Electronic Literature

Emily Short

Emily Short is an Interactive Fiction Writer best known for her seminal work Galatea, renowned for its advancement in realism in NPC characters. Including Galatea, her works have won her high praise and many awards, including Numerous XYZZY awards (Galatea, Savoir-Faire, City of Secrets) and finalists at the Interactive Fiction Competition (Metamorphoses and her most recent work, Floatpoint).

Her website--along with presenting information about her works--houses her blog, which offers news and insight into the evolving world of interactive fiction.
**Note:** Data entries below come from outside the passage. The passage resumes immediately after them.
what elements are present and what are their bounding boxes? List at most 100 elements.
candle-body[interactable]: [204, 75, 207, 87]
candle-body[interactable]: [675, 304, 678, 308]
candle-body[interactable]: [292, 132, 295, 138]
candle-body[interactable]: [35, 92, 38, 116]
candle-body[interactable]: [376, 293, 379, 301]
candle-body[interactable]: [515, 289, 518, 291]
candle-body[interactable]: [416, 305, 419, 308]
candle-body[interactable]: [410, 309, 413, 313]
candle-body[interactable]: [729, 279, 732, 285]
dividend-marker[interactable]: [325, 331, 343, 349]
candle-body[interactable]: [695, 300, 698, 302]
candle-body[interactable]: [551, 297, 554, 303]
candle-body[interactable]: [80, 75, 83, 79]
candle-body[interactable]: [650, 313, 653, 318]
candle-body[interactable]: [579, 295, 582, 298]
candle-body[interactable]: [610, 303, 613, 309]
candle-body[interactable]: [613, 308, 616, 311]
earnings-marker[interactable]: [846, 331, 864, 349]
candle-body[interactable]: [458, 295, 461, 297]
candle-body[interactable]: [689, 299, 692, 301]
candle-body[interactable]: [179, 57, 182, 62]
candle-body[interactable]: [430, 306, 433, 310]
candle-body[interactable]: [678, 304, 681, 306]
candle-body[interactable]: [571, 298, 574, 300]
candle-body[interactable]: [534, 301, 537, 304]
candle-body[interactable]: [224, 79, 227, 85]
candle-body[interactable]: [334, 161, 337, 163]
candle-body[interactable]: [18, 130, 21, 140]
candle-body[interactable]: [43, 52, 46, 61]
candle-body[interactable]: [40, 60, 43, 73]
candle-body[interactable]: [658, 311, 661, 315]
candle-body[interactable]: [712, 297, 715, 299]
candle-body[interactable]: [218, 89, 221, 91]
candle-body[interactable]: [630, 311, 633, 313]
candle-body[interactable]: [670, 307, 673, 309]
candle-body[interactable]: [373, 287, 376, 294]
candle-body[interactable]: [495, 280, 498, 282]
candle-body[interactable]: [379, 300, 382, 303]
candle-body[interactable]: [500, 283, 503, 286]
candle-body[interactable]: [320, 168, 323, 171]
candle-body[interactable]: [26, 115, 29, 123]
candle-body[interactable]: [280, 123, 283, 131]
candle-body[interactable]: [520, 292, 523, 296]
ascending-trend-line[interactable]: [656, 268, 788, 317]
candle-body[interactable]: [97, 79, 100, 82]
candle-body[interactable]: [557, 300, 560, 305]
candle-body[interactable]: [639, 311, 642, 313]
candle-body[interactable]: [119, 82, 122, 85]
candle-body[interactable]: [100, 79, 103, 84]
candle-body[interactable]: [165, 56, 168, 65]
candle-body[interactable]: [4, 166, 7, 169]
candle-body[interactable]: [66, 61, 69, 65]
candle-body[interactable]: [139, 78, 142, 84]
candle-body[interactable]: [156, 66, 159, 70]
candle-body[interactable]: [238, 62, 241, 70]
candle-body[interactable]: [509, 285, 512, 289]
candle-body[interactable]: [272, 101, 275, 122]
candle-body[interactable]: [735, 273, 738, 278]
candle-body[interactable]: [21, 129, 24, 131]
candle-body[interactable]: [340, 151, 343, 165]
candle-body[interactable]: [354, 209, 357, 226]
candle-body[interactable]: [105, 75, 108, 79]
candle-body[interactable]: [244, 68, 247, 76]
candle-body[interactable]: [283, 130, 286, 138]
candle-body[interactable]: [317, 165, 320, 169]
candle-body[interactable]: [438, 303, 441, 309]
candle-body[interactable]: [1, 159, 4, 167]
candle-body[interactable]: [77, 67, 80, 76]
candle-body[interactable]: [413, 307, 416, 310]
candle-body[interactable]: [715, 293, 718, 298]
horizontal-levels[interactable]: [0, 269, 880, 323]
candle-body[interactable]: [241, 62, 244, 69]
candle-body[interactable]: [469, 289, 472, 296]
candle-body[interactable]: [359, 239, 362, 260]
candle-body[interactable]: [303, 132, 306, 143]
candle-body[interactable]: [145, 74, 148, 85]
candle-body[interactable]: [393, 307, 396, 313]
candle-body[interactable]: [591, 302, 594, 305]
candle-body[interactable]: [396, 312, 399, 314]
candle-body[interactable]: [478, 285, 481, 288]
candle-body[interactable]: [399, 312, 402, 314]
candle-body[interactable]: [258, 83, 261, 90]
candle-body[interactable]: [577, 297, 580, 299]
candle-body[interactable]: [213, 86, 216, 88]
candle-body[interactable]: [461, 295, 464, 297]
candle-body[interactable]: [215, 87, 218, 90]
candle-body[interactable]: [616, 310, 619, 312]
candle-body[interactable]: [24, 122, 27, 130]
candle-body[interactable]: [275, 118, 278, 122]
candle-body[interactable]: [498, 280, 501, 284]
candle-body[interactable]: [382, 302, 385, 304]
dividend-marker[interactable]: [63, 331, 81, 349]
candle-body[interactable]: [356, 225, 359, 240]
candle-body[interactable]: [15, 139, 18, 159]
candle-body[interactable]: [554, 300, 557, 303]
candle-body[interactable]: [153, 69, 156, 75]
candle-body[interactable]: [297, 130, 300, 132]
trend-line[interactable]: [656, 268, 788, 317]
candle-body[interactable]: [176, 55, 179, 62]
She explains her introduction into interactive media in an interview with L’avventura è l’avventuraas:

My parents got our first computer when I was a kid, in 1982. It was an Osborne 1, and most of the things it could do didn't interest me very much, though I did use its word-processing abilities to write papers for class. (I think I was the only third-grader who showed up with typed reports.) But it did play Deadline. I can't say I really understood what it was for or what was going on, but I observed my parents and tried to play it myself.

Some time later, we got our first Macintosh. I was more computer-savvy by that time and also generally more capable of following the storylines of Infocom games, and we had a number of them: the Zork trilogy, Enchanter, Infidel (though I don't recall that I every played it), another copy of Deadline. I tinkered with them all but never solved any until Wishbringer and Plundered Hearts, both of which have a special place in my affections for just that reason.